Figures
In the United Kingdom, Architects associated with the Brutalist style include Ernő Goldfinger, wife-and-husband pairing Alison and Peter Smithson, Richard Seifert, Basil Spence, John Bancroft and, to a lesser extent perhaps, Sir Denys Lasdun. In Australia, examples of the Brutalist style are Robin Gibson's Queensland Art Gallery, Ken Woolley's Fisher Library at the University of Sydney (his State Office Block is another, High Court of Australia by Colin Madigan in Canberra and WTC Wharf (World Trade Centre in Melbourne). John Andrews's government and institutional structures in Australia also exhibit the style.

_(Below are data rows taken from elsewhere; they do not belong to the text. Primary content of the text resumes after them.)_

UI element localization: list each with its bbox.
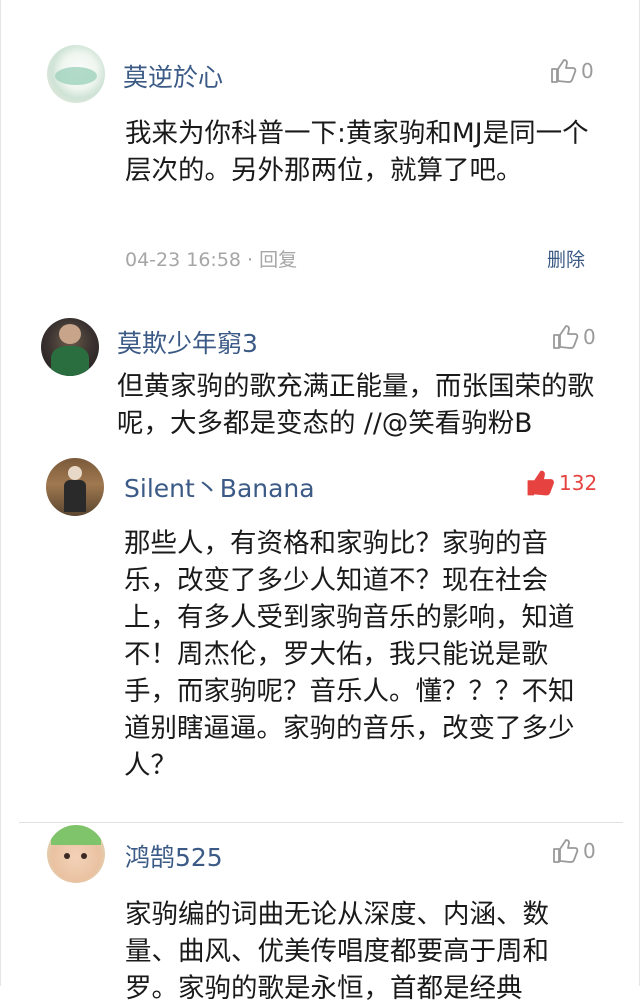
delete-button[interactable]: 删除 <box>547 245 585 272</box>
thumb-up-icon <box>553 839 579 863</box>
like-count: 132 <box>559 471 598 495</box>
thumb-up-icon <box>553 325 579 349</box>
comment-text: 那些人，有资格和家驹比？家驹的音乐，改变了多少人知道不？现在社会上，有多人受到家… <box>124 528 575 781</box>
comment-text: 但黄家驹的歌充满正能量，而张国荣的歌呢，大多都是变态的 //@笑看驹粉B <box>117 371 594 439</box>
username[interactable]: 莫欺少年窮3 <box>117 324 258 360</box>
like-count: 0 <box>581 59 594 83</box>
like-button[interactable]: 0 <box>549 57 594 85</box>
comment-meta[interactable]: 04-23 16:58 · 回复 <box>125 245 297 272</box>
like-button[interactable]: 0 <box>551 837 596 865</box>
like-count: 0 <box>583 325 596 349</box>
thumb-up-icon <box>527 470 554 496</box>
avatar[interactable] <box>47 825 105 883</box>
username[interactable]: 鸿鹄525 <box>125 838 223 874</box>
comment-list: 莫逆於心 0 我来为你科普一下:黄家驹和MJ是同一个层次的。另外那两位，就算了吧… <box>0 0 640 1004</box>
comment-text: 我来为你科普一下:黄家驹和MJ是同一个层次的。另外那两位，就算了吧。 <box>125 118 589 186</box>
like-button[interactable]: 132 <box>525 468 597 498</box>
username[interactable]: Silent丶Banana <box>124 469 315 505</box>
like-count: 0 <box>583 839 596 863</box>
comment-text: 家驹编的词曲无论从深度、内涵、数量、曲风、优美传唱度都要高于周和罗。家驹的歌是永… <box>125 899 549 1004</box>
thumb-up-icon <box>551 59 577 83</box>
avatar[interactable] <box>46 458 104 516</box>
like-button[interactable]: 0 <box>551 323 596 351</box>
divider <box>19 822 623 823</box>
username[interactable]: 莫逆於心 <box>123 58 223 94</box>
avatar[interactable] <box>47 45 105 103</box>
avatar[interactable] <box>41 318 99 376</box>
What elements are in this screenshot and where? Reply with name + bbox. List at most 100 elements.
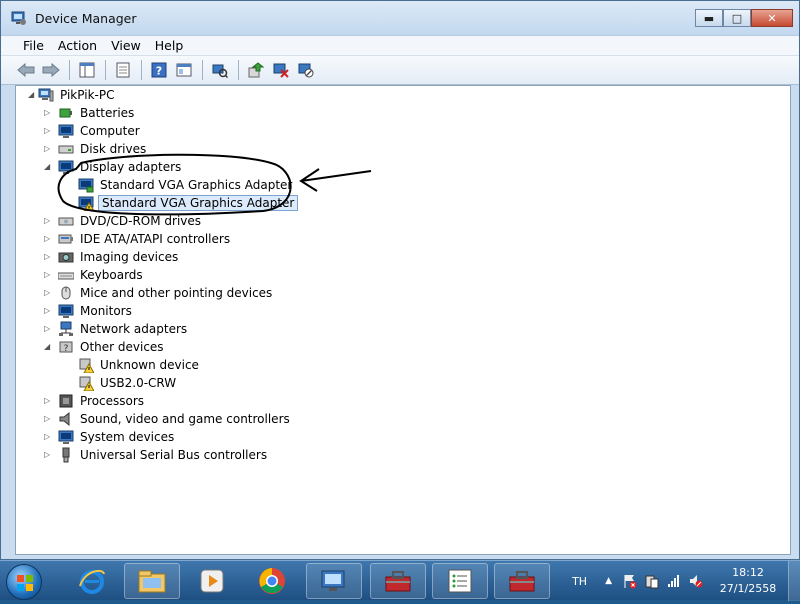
expand-arrow-icon[interactable]: ▷ [44,415,52,423]
tree-item-computer[interactable]: ▷ Computer [44,122,142,140]
tree-item-sound[interactable]: ▷ Sound, video and game controllers [44,410,292,428]
device-tree[interactable]: ◢ PikPik-PC ▷ Batteries ▷ Computer ▷ Dis… [15,85,791,555]
collapse-arrow-icon[interactable]: ◢ [28,91,36,99]
update-driver-button[interactable] [245,59,267,81]
taskbar-task-list[interactable] [432,563,488,599]
system-device-icon [58,430,74,444]
toolbar: ? [1,55,799,85]
tree-item-system-devices[interactable]: ▷ System devices [44,428,176,446]
help-button[interactable]: ? [148,59,170,81]
collapse-arrow-icon[interactable]: ◢ [44,343,52,351]
tree-root[interactable]: ◢ PikPik-PC [24,86,116,104]
forward-button[interactable] [40,59,62,81]
menu-view[interactable]: View [111,38,141,53]
expand-arrow-icon[interactable]: ▷ [44,235,52,243]
tree-item-other-devices[interactable]: ◢ ? Other devices [44,338,166,356]
tree-item-processors[interactable]: ▷ Processors [44,392,146,410]
tree-item-label: Mice and other pointing devices [80,286,273,300]
show-desktop-button[interactable] [788,561,800,601]
collapse-arrow-icon[interactable]: ◢ [44,163,52,171]
taskbar-media-player[interactable] [184,563,240,599]
tree-item-mice[interactable]: ▷ Mice and other pointing devices [44,284,274,302]
taskbar-device-manager[interactable] [306,563,362,599]
expand-arrow-icon[interactable]: ▷ [44,127,52,135]
ide-controller-icon [58,234,73,244]
tree-item-label: Computer [80,124,140,138]
expand-arrow-icon[interactable]: ▷ [44,145,52,153]
expand-arrow-icon[interactable]: ▷ [44,271,52,279]
computer-icon [38,88,54,102]
properties-icon [116,62,130,78]
toolbox-icon [385,571,411,592]
taskbar-toolbox-1[interactable] [370,563,426,599]
expand-arrow-icon[interactable]: ▷ [44,289,52,297]
disk-drive-icon [58,145,74,154]
tree-item-display-adapters[interactable]: ◢ Display adapters [44,158,183,176]
expand-arrow-icon[interactable]: ▷ [44,217,52,225]
windows-logo-icon [17,575,33,591]
clock[interactable]: 18:12 27/1/2558 [718,565,778,597]
tree-item-monitors[interactable]: ▷ Monitors [44,302,134,320]
expand-arrow-icon[interactable]: ▷ [44,253,52,261]
taskbar: TH ▲ 18:12 27/1/2558 [0,560,800,601]
menu-file[interactable]: File [23,38,44,53]
volume-muted-icon[interactable] [688,573,704,589]
tree-item-label: Standard VGA Graphics Adapter [100,178,293,192]
taskbar-toolbox-2[interactable] [494,563,550,599]
tree-item-usb-controllers[interactable]: ▷ Universal Serial Bus controllers [44,446,269,464]
properties-button[interactable] [112,59,134,81]
disable-device-button[interactable] [295,59,317,81]
devices-icon[interactable] [644,573,660,589]
tree-item-imaging-devices[interactable]: ▷ Imaging devices [44,248,180,266]
start-button[interactable] [6,564,42,600]
tree-item-batteries[interactable]: ▷ Batteries [44,104,136,122]
close-button[interactable]: ✕ [751,9,793,27]
internet-explorer-icon [79,569,105,594]
display-adapter-icon [78,178,94,193]
expand-arrow-icon[interactable]: ▷ [44,109,52,117]
minimize-button[interactable]: ▬ [695,9,723,27]
tree-item-label: USB2.0-CRW [100,376,177,390]
tree-item-usb2-crw[interactable]: USB2.0-CRW [64,374,178,392]
tree-item-network-adapters[interactable]: ▷ Network adapters [44,320,189,338]
tree-item-label: Unknown device [100,358,199,372]
expand-arrow-icon[interactable]: ▷ [44,433,52,441]
title-bar[interactable]: Device Manager ▬ □ ✕ [1,1,799,35]
tree-item-dvd-drives[interactable]: ▷ DVD/CD-ROM drives [44,212,203,230]
maximize-icon: □ [731,11,743,25]
expand-arrow-icon[interactable]: ▷ [44,325,52,333]
mouse-icon [61,286,71,300]
console-view-button[interactable] [173,59,195,81]
taskbar-file-explorer[interactable] [124,563,180,599]
tree-item-keyboards[interactable]: ▷ Keyboards [44,266,145,284]
tree-item-disk-drives[interactable]: ▷ Disk drives [44,140,148,158]
tree-item-vga-adapter-2[interactable]: Standard VGA Graphics Adapter [64,194,299,212]
expand-arrow-icon[interactable]: ▷ [44,307,52,315]
taskbar-chrome[interactable] [244,563,300,599]
maximize-button[interactable]: □ [723,9,751,27]
tree-item-label: Display adapters [80,160,182,174]
language-indicator[interactable]: TH [572,575,587,588]
clock-time: 18:12 [732,566,764,579]
menu-action[interactable]: Action [58,38,97,53]
scan-hardware-button[interactable] [209,59,231,81]
show-hide-tree-button[interactable] [76,59,98,81]
network-signal-icon[interactable] [666,573,682,589]
tree-item-label: Network adapters [80,322,188,336]
expand-arrow-icon[interactable]: ▷ [44,451,52,459]
tree-item-vga-adapter-1[interactable]: Standard VGA Graphics Adapter [64,176,294,194]
taskbar-internet-explorer[interactable] [64,563,120,599]
toolbar-separator [105,60,106,80]
tree-item-ide-controllers[interactable]: ▷ IDE ATA/ATAPI controllers [44,230,232,248]
action-center-flag-icon[interactable] [622,573,638,589]
processor-icon [59,394,73,408]
uninstall-button[interactable] [270,59,292,81]
system-tray: TH ▲ [572,561,704,601]
show-hidden-icons-icon[interactable]: ▲ [605,576,612,586]
svg-text:?: ? [64,344,69,354]
back-button[interactable] [15,59,37,81]
update-driver-icon [248,62,264,78]
expand-arrow-icon[interactable]: ▷ [44,397,52,405]
tree-item-unknown-device[interactable]: Unknown device [64,356,201,374]
menu-help[interactable]: Help [155,38,184,53]
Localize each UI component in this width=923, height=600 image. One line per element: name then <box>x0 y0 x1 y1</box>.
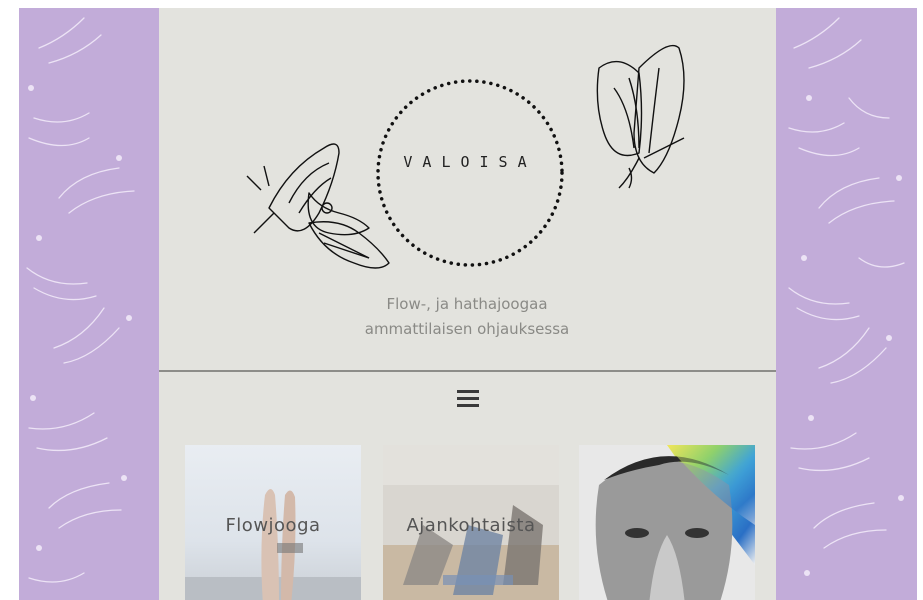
header-divider <box>159 370 776 372</box>
content-panel: VALOISA Flow-, ja hathajoogaa ammattilai… <box>159 8 776 600</box>
tagline: Flow-, ja hathajoogaa ammattilaisen ohja… <box>267 292 667 342</box>
tagline-line-1: Flow-, ja hathajoogaa <box>386 295 548 313</box>
menu-bar <box>457 404 479 407</box>
card-flowjooga[interactable]: Flowjooga <box>185 445 361 600</box>
tagline-line-2: ammattilaisen ohjauksessa <box>364 320 570 338</box>
card-label: Ajankohtaista <box>406 515 536 536</box>
menu-bar <box>457 390 479 393</box>
menu-bar <box>457 397 479 400</box>
logo-header: VALOISA Flow-, ja hathajoogaa ammattilai… <box>159 8 776 370</box>
brand-name: VALOISA <box>403 153 537 171</box>
card-ajankohtaista[interactable]: Ajankohtaista <box>383 445 559 600</box>
hamburger-menu-icon[interactable] <box>457 390 479 408</box>
card-portrait[interactable] <box>579 445 755 600</box>
portrait-photo <box>579 445 755 600</box>
card-label: Flowjooga <box>225 515 321 536</box>
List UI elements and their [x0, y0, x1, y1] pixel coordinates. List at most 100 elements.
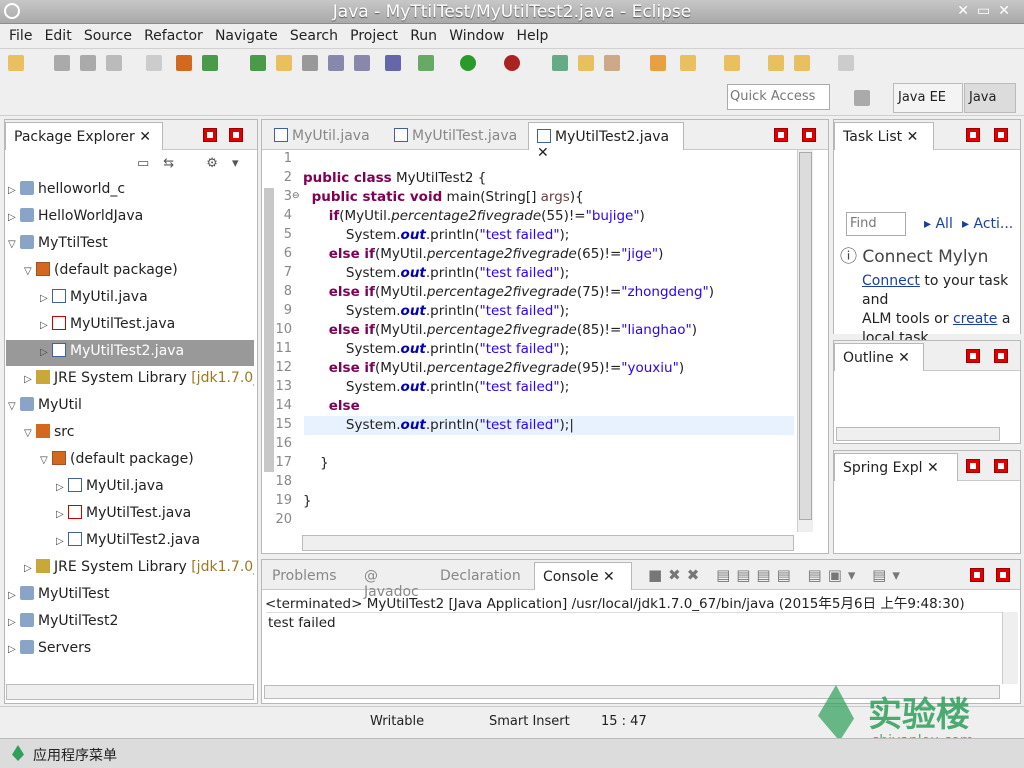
last-edit-icon[interactable] [768, 55, 784, 71]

Paul Rudolph and Ralph Rapson, from the United States are both noted Brutalists. Walter Netsch is known for his Brutalist academic buildings (see above). Marcel Breuer was known for his "soft" approach to the style, often using curves rather than corners. Clorindo Testa in Argentina created the Bank of London and South America, one of the best examples of the fifties. More recent Modernists such as I.M. Pei and Tadao Ando also have designed notable Brutalist works. In Brazil, the style is associated with the Paulista School and is evident in the works of Pritzker Architecture Prize-winning architect Paulo Mendes da Rocha (2006). In the Philippines, Leandro Locsin designed the massive brutalist structures, the Cultural Center of the Philippines and the Philippine International Convention Center. In New Zealand, Sir Miles Warren and his practice Warren & Mahoney led the development of the so-called "Christchurch School" of architecture, which fused Brutalist architectural style with Scandinavian and Japanese values of straightforwardness. Warren's buildings have had a significant effect on New Zealand's public architecture.
Architects whose work reflects certain aspects of the Brutalist style include Louis Kahn. Architectural historian William Jordy says that although Kahn was "pposed to what he regarded as the muscular posturing of most Brutalism", some of his work "was surely informed by some of the same ideas that came to momentary focus in the Brutalist position."